Finding Good Books Just Got a Whole Lot Easier

Comments

  1. Not like I needed more reasons to skip housework in favor of reading aloud, but thanks for reminding me of all the other benefits. hee, hee. I truly love doing this and need to get our summer reading list made up. I forget sometimes, though, that I have to think of books that girls AND boys like. This may be trickier than I imagine.

  2. dayebydaye says:

    We recently started reading through the Little House series and already my kid’s are completely enthralled. I can see the “whys” right before my eyes. Thanks for the great reminders. It’s surprisingly easy to forget!

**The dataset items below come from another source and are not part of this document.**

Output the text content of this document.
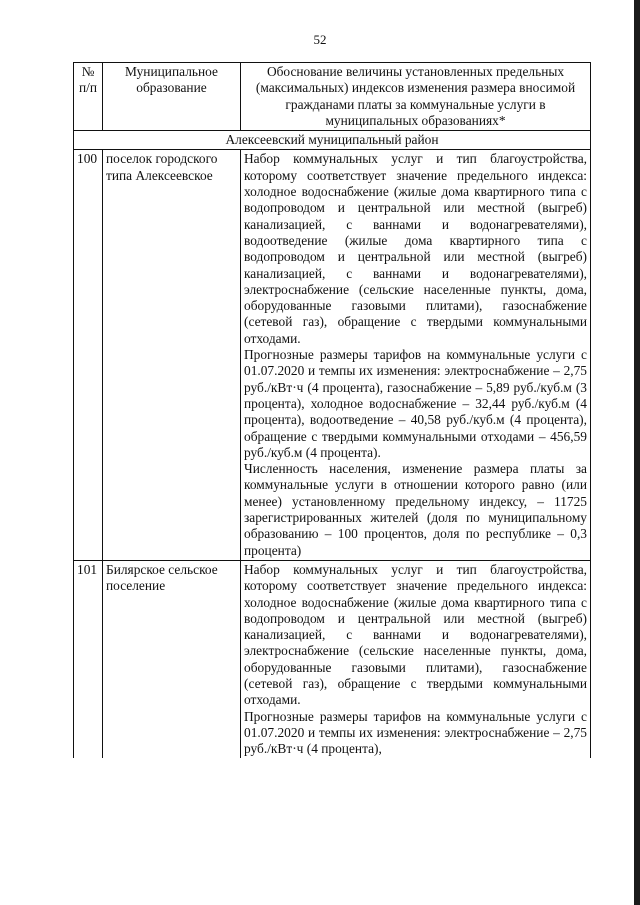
52
№ п/п	Муниципальное образование	Обоснование величины установленных предельных (максимальных) индексов изменения размера вносимой гражданами платы за коммунальные услуги в муниципальных образованиях*
Алексеевский муниципальный район		
100	поселок городского типа Алексеевское	Набор коммунальных услуг и тип благоустройства, которому соответствует значение предельного индекса: холодное водоснабжение (жилые дома квартирного типа с водопроводом и центральной или местной (выгреб) канализацией, с ваннами и водонагревателями), водоотведение (жилые дома квартирного типа с водопроводом и центральной или местной (выгреб) канализацией, с ваннами и водонагревателями), электроснабжение (сельские населенные пункты, дома, оборудованные газовыми плитами), газоснабжение (сетевой газ), обращение с твердыми коммунальными отходами.

Прогнозные размеры тарифов на коммунальные услуги с 01.07.2020 и темпы их изменения: электроснабжение – 2,75 руб./кВт·ч (4 процента), газоснабжение – 5,89 руб./куб.м (3 процента), холодное водоснабжение – 32,44 руб./куб.м (4 процента), водоотведение – 40,58 руб./куб.м (4 процента), обращение с твердыми коммунальными отходами – 456,59 руб./куб.м (4 процента).

Численность населения, изменение размера платы за коммунальные услуги в отношении которого равно (или менее) установленному предельному индексу, – 11725 зарегистрированных жителей (доля по муниципальному образованию – 100 процентов, доля по республике – 0,3 процента)

101	Билярское сельское поселение	Набор коммунальных услуг и тип благоустройства, которому соответствует значение предельного индекса: холодное водоснабжение (жилые дома квартирного типа с водопроводом и центральной или местной (выгреб) канализацией, с ваннами и водонагревателями), электроснабжение (сельские населенные пункты, дома, оборудованные газовыми плитами), газоснабжение (сетевой газ), обращение с твердыми коммунальными отходами.

Прогнозные размеры тарифов на коммунальные услуги с 01.07.2020 и темпы их изменения: электроснабжение – 2,75 руб./кВт·ч (4 процента),
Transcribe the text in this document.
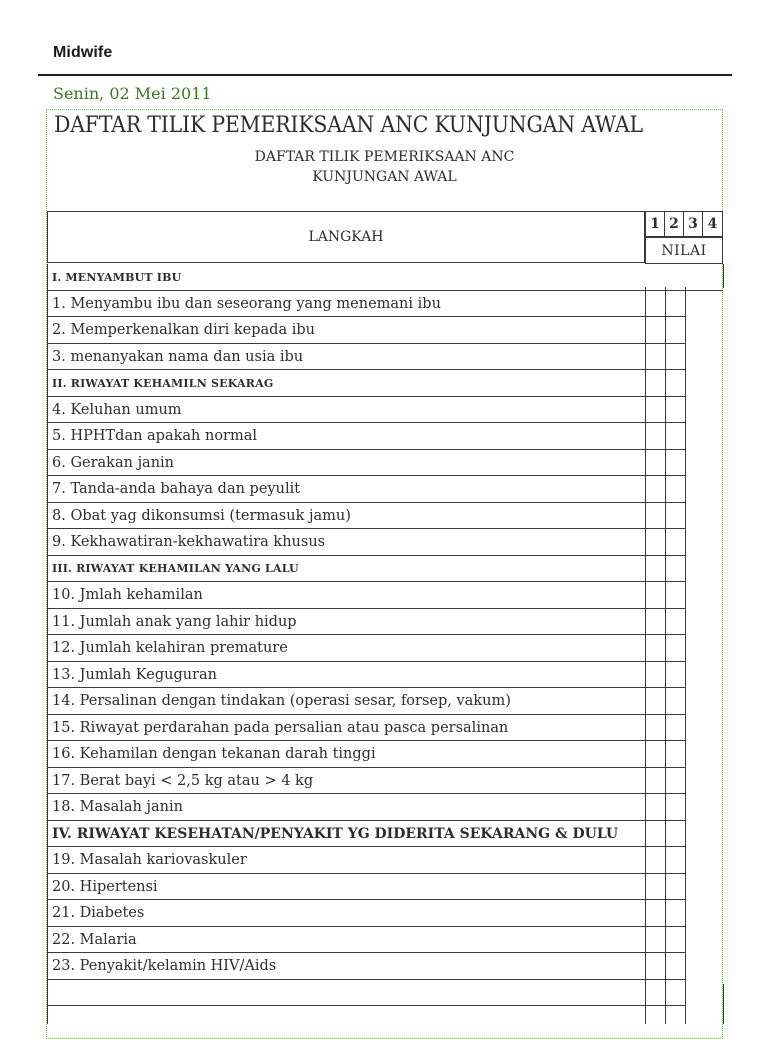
Midwife
Senin, 02 Mei 2011
DAFTAR TILIK PEMERIKSAAN ANC KUNJUNGAN AWAL
DAFTAR TILIK PEMERIKSAAN ANC
KUNJUNGAN AWAL
LANGKAH
1 2 3 4
NILAI
I. MENYAMBUT IBU
1. Menyambu ibu dan seseorang yang menemani ibu
2. Memperkenalkan diri kepada ibu
3. menanyakan nama dan usia ibu
II. RIWAYAT KEHAMILN SEKARAG
4. Keluhan umum
5. HPHTdan apakah normal
6. Gerakan janin
7. Tanda-anda bahaya dan peyulit
8. Obat yag dikonsumsi (termasuk jamu)
9. Kekhawatiran-kekhawatira khusus
III. RIWAYAT KEHAMILAN YANG LALU
10. Jmlah kehamilan
11. Jumlah anak yang lahir hidup
12. Jumlah kelahiran premature
13. Jumlah Keguguran
14. Persalinan dengan tindakan (operasi sesar, forsep, vakum)
15. Riwayat perdarahan pada persalian atau pasca persalinan
16. Kehamilan dengan tekanan darah tinggi
17. Berat bayi < 2,5 kg atau > 4 kg
18. Masalah janin
IV. RIWAYAT KESEHATAN/PENYAKIT YG DIDERITA SEKARANG & DULU
19. Masalah kariovaskuler
20. Hipertensi
21. Diabetes
22. Malaria
23. Penyakit/kelamin HIV/Aids
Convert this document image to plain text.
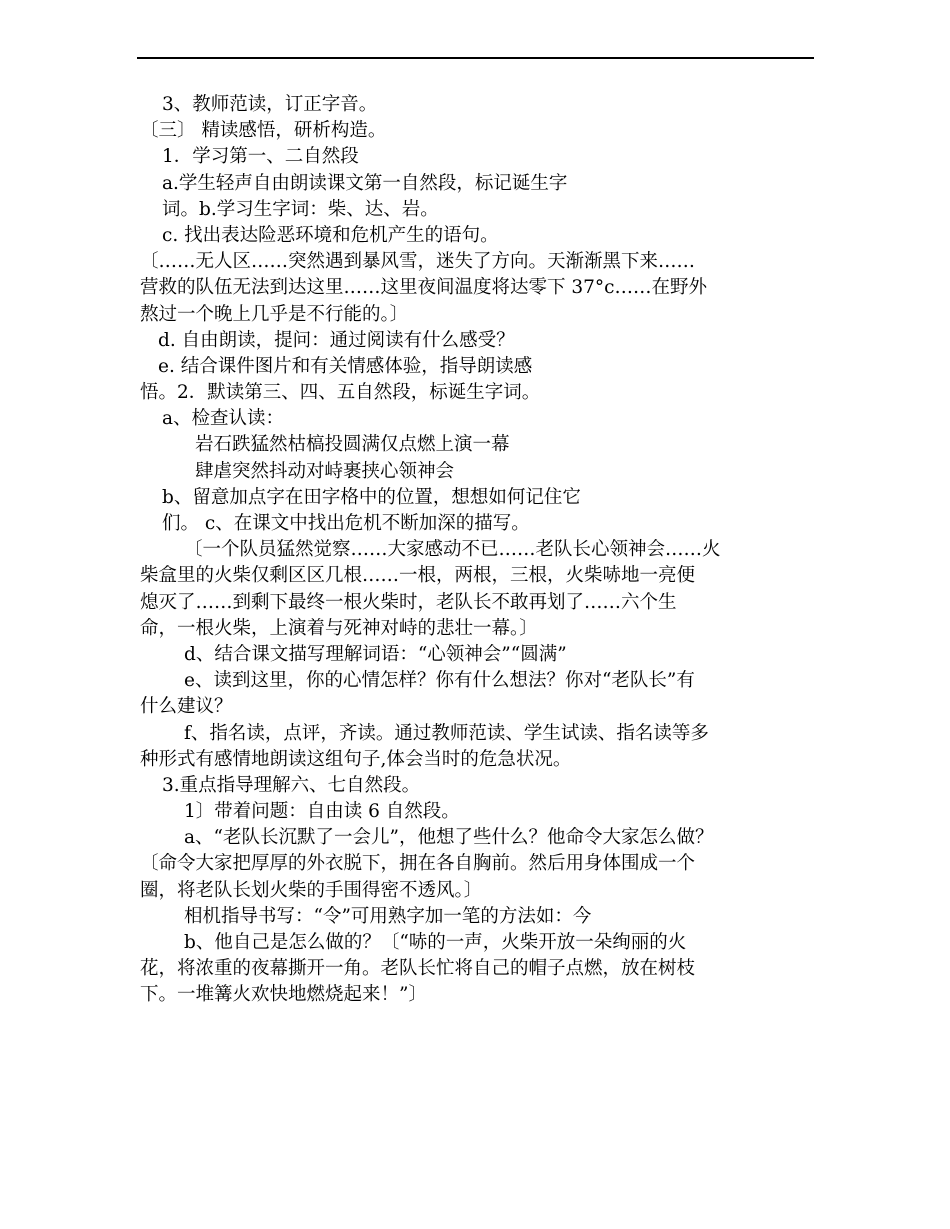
3、教师范读，订正字音。
〔三〕 精读感悟，研析构造。
1．学习第一、二自然段
a.学生轻声自由朗读课文第一自然段，标记诞生字
词。b.学习生字词：柴、达、岩。
c. 找出表达险恶环境和危机产生的语句。
〔……无人区……突然遇到暴风雪，迷失了方向。天渐渐黑下来……
营救的队伍无法到达这里……这里夜间温度将达零下 37°c……在野外
熬过一个晚上几乎是不行能的。〕
d. 自由朗读，提问：通过阅读有什么感受？
e. 结合课件图片和有关情感体验，指导朗读感
悟。2．默读第三、四、五自然段，标诞生字词。
a、检查认读：
岩石跌猛然枯槁投圆满仅点燃上演一幕
肆虐突然抖动对峙裹挟心领神会
b、留意加点字在田字格中的位置，想想如何记住它
们。 c、在课文中找出危机不断加深的描写。
〔一个队员猛然觉察……大家感动不已……老队长心领神会……火
柴盒里的火柴仅剩区区几根……一根，两根，三根，火柴哧地一亮便
熄灭了……到剩下最终一根火柴时，老队长不敢再划了……六个生
命，一根火柴，上演着与死神对峙的悲壮一幕。〕
d、结合课文描写理解词语：“心领神会”“圆满”
e、读到这里，你的心情怎样？你有什么想法？你对“老队长”有
什么建议？
f、指名读，点评，齐读。通过教师范读、学生试读、指名读等多
种形式有感情地朗读这组句子,体会当时的危急状况。
3.重点指导理解六、七自然段。
1〕带着问题：自由读 6 自然段。
a、“老队长沉默了一会儿”，他想了些什么？他命令大家怎么做？
〔命令大家把厚厚的外衣脱下，拥在各自胸前。然后用身体围成一个
圈，将老队长划火柴的手围得密不透风。〕
相机指导书写：“令”可用熟字加一笔的方法如：今
b、他自己是怎么做的？〔“哧的一声，火柴开放一朵绚丽的火
花，将浓重的夜幕撕开一角。老队长忙将自己的帽子点燃，放在树枝
下。一堆篝火欢快地燃烧起来！”〕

  3. Reading aloud has been one of my biggest educational goals through the past school year. This blog encouraged me to keep it up! (I like knowing the WHY, too!) I would love to hear of any good reading lists that you can recommend to help us utilize the public library more effectively.

  4. Families of the Nations says:

    Make Way for Ducklings! Such a good book.

    More good reasons to read with your children: 1. Anything adults do is cool but something they do WITH their offspring is super-cool! Therefore, much affirmation and value is communicated to those who are read with. 2. Adults/parents can make stories ever so rich with dramatic intonations, etc. 3. Poetry, read by those who love it and value it for its musical, artistic, even spiritual qualities, can infect young ones with a longing to express themselves and an ability to enjoy the beauty of thoughts and the sounds of words.

  5. Oh Jamie, we are two peas in a pod!!! Housework will be with us forever. Our kids won’t be.

    Daye, I haven’t read those yet with my boys, but I think we will need to remedy that this summer. It is just beautiful to witness the benefits!

    Louisa, Honey for a Child’s Heart and Jim Trelease’s “Read Aloud Handbook” have great lists. I also have found great suggestions at SimplyCharlotteMason.com

    Families, AMEN to your additions! so true!

  6. Brenda Rufener says:

    This is a great reminder. My oldest is 11 and we still enjoy reading together. I swear I’ll do it as long as she’ll let me. I shared your article with my followers on Facebook – I know they’ll love this. Thank you. 🙂

    • We need frequent reminders sometimes to keep doing what we know deep down we should be doing. I’m so glad that while beneficial, this is also such a delightful experience as well! Thanks for sharing Brenda!